In fact hers was a lie that lasted until Anne, desperately pinning her hopes on an arcane ‘marital coercion’ not guilty defence, was exposed at Teesside Crown Court. Until that moment, actually at court, her sons believed their mother innocent. It was another cruel, crushing blow to Mark and his (less forgiving) brother, Anthony.

So, what is the answer to Anne's own question: how could you do it?

There's no big revelation, no big scene. Instead she (or at least her co-author, journalist David Leigh) allows the reader to come to an explanation more slowly. The answer lies in what was her devotion to her charismatic, sometimes lawless, husband John. The book starts with Anne as an innocent 1950s teenager, Miss Blackhall Colliery no less, growing up in Horden and Blackhall in County Durham in a very respectable, decent family.

Anne describes being in awe of the confident, John, who was two years older. He kept asking her out when she was about 16 and she kept saying, 'no' because, “I didn’t feel good enough.”

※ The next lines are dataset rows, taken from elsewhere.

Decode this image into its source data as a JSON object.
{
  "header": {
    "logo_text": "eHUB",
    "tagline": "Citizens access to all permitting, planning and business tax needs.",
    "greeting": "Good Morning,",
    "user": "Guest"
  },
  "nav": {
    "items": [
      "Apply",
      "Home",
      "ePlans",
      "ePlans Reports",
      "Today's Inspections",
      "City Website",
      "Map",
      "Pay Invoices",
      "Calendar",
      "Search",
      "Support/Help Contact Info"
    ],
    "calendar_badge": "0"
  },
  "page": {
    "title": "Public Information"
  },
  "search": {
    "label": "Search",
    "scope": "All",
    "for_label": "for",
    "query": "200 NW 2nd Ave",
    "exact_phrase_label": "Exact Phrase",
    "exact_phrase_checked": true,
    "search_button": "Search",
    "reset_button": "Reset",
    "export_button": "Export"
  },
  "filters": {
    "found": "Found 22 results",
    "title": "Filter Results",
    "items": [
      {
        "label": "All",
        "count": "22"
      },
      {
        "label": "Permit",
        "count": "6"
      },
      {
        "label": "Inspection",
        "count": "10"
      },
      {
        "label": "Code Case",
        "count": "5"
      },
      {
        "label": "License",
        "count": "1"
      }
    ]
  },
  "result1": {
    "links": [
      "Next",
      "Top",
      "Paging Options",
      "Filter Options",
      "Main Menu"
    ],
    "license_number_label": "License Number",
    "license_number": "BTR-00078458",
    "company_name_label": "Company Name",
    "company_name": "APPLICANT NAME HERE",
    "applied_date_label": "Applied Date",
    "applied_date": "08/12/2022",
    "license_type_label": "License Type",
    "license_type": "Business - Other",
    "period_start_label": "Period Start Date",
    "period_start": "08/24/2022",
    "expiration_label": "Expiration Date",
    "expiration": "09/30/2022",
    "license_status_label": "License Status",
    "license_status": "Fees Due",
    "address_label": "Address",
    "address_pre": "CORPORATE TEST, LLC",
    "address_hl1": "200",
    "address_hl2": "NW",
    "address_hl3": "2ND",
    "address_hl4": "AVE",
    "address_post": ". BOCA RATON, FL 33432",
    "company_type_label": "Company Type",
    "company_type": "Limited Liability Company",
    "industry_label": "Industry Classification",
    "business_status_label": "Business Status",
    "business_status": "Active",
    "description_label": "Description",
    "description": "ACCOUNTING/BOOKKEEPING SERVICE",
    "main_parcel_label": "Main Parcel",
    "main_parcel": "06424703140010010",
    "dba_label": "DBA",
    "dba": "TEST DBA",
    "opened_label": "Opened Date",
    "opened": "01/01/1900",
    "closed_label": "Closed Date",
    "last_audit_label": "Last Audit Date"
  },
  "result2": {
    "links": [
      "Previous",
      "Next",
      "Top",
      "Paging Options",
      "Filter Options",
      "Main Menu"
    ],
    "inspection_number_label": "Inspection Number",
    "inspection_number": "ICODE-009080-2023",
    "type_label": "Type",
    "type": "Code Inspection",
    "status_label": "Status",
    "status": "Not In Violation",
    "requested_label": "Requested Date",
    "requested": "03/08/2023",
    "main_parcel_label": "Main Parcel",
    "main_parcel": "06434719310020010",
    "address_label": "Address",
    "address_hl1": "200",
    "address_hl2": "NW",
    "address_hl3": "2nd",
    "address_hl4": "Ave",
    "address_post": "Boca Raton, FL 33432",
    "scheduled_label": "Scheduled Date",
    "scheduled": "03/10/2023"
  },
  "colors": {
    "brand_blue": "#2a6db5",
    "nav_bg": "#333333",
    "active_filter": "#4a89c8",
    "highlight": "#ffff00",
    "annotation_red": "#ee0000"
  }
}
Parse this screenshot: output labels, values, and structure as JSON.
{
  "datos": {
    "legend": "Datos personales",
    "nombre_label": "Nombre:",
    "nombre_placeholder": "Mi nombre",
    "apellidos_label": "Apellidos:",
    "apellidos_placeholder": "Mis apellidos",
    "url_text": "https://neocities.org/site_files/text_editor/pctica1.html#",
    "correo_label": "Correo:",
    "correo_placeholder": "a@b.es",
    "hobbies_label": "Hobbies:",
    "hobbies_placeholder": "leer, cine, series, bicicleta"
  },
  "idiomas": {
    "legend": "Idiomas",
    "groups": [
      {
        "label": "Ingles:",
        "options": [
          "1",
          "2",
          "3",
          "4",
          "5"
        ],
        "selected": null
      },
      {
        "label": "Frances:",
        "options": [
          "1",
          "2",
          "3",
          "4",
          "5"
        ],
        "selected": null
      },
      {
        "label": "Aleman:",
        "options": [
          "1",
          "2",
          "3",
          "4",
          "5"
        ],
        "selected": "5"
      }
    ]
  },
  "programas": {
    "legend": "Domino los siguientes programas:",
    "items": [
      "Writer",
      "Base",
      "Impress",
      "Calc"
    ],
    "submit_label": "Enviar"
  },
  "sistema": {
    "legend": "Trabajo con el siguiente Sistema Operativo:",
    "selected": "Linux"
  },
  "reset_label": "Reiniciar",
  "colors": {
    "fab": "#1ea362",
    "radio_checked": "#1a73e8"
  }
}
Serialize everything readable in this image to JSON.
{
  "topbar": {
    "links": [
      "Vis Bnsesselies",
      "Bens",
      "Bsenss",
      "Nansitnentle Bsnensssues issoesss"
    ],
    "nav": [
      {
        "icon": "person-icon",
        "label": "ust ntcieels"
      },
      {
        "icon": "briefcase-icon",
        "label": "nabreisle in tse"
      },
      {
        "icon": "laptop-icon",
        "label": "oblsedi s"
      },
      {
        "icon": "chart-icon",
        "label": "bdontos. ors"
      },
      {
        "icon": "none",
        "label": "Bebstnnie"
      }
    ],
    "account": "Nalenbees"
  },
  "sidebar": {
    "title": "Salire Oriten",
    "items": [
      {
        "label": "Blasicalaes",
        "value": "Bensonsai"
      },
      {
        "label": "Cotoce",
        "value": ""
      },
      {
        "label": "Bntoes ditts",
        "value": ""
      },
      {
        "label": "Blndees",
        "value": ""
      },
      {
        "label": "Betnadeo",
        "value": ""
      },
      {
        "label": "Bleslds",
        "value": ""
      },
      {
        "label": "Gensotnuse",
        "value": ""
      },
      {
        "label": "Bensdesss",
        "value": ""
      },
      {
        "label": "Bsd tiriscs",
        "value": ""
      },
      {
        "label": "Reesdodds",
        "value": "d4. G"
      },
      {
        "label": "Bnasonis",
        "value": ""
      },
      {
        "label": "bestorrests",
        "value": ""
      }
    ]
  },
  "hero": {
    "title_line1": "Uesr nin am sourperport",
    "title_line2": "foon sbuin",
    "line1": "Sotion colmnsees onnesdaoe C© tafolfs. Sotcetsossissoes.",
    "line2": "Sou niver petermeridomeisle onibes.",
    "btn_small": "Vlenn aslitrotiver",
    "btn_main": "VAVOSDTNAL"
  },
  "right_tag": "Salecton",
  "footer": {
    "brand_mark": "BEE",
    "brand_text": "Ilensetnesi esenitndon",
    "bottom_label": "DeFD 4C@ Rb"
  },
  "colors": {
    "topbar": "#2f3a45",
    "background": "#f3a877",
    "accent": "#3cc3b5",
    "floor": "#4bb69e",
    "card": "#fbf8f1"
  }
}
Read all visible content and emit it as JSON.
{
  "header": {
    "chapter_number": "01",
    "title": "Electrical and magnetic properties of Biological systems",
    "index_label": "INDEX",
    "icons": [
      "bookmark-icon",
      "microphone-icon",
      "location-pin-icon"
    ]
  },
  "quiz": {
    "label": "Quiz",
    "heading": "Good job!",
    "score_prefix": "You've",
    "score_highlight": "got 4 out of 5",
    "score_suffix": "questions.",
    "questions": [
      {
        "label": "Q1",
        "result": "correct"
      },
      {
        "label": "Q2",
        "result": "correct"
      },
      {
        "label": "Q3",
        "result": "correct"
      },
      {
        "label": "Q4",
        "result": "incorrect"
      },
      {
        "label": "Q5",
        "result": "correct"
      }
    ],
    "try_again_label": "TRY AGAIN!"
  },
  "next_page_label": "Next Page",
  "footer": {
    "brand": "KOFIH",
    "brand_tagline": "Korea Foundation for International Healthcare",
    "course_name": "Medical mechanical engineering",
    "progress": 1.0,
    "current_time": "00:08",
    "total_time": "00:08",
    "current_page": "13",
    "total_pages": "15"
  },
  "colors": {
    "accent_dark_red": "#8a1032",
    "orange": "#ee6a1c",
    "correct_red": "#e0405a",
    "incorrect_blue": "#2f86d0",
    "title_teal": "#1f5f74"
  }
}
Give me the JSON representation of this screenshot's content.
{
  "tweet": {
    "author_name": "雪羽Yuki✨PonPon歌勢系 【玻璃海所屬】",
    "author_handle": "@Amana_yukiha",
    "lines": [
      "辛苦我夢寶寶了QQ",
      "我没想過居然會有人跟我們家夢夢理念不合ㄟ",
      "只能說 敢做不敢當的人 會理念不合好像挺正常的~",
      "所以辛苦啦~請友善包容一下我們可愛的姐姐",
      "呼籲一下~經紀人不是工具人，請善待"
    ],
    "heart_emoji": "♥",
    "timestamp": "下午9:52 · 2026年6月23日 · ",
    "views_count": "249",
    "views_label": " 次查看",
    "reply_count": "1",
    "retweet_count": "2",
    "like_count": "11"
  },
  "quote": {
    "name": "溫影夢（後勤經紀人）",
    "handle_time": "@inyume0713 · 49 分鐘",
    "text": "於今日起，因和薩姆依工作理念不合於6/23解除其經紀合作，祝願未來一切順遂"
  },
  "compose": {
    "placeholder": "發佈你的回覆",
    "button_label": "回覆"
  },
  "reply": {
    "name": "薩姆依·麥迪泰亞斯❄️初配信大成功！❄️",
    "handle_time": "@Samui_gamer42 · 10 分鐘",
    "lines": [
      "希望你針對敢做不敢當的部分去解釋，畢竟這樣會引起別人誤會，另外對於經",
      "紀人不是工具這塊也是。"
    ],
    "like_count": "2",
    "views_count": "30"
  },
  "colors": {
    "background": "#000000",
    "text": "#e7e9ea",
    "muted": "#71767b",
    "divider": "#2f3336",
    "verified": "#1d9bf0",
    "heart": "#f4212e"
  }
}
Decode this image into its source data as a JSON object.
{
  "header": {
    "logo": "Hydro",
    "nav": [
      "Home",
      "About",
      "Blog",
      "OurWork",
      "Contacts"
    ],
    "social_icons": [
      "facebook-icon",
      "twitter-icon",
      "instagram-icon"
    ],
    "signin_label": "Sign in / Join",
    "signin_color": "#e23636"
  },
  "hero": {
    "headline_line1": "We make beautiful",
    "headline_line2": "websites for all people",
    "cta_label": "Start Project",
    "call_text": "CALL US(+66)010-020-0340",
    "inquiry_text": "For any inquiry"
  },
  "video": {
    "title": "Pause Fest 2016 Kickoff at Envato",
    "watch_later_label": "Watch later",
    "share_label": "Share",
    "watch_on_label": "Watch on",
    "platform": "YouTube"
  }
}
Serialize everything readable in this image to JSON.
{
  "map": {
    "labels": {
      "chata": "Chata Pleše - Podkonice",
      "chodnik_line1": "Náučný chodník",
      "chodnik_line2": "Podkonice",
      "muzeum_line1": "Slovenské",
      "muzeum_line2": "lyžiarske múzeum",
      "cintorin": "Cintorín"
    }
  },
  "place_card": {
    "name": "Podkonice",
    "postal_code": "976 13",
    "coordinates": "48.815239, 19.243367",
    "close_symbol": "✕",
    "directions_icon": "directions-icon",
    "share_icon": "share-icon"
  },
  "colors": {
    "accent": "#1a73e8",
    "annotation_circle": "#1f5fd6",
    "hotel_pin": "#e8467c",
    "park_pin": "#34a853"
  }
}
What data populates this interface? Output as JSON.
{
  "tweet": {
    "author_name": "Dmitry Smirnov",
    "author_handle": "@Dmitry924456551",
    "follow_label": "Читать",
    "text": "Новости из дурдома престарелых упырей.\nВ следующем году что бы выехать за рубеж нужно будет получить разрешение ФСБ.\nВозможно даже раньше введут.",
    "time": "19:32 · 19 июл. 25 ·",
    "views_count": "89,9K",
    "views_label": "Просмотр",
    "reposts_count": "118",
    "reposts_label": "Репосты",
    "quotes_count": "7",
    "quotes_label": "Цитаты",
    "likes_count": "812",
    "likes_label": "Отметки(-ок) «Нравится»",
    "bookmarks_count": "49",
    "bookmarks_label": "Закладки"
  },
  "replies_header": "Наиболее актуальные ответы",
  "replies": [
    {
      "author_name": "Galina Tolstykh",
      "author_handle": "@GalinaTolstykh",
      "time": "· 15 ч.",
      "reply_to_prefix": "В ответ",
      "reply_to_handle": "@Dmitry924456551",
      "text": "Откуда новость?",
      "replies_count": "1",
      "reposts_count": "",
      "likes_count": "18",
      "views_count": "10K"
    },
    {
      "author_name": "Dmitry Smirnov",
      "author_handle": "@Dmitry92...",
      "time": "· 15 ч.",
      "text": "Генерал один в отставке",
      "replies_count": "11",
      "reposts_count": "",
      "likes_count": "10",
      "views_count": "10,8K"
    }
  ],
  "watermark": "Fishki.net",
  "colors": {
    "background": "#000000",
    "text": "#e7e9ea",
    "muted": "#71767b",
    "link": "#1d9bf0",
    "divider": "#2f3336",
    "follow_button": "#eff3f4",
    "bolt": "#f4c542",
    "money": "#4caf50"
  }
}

Eventually she started going out with the much better educated John, then a teacher at Consett, who swept her off her feet. He was full of schemes (and capable of having affairs) and, obviously besotted, Anne forgave him all eventually going along with the ill-thought out property development schemes that got her family into such terrible financial trouble.

“Why did I do it?,” she says, remembering her fateful call to emergency services reporting her husband missing, “It is the question I still ask myself today. I was never motivated by money, that wasn’t the reason. John’s voice was ringing in my ears. ‘Just make the call, make it sound convincing, it’ll be all right.’ Incredible as it may sound, the only reason I had was my loyalty to John.”

The last word should surely go to one of those wronged sons. “The pain and suffering this caused me and my brother is indescribable,” said Mark in a rare media interview.

Anne, who has done her time fair and square and now works for charity while admirably striving for redemption, must live with that.

  • Anne Darwin’s fee for the book, Out Of My Depth published by Mirrorbooks, will go to the RSPCA and the RNLI.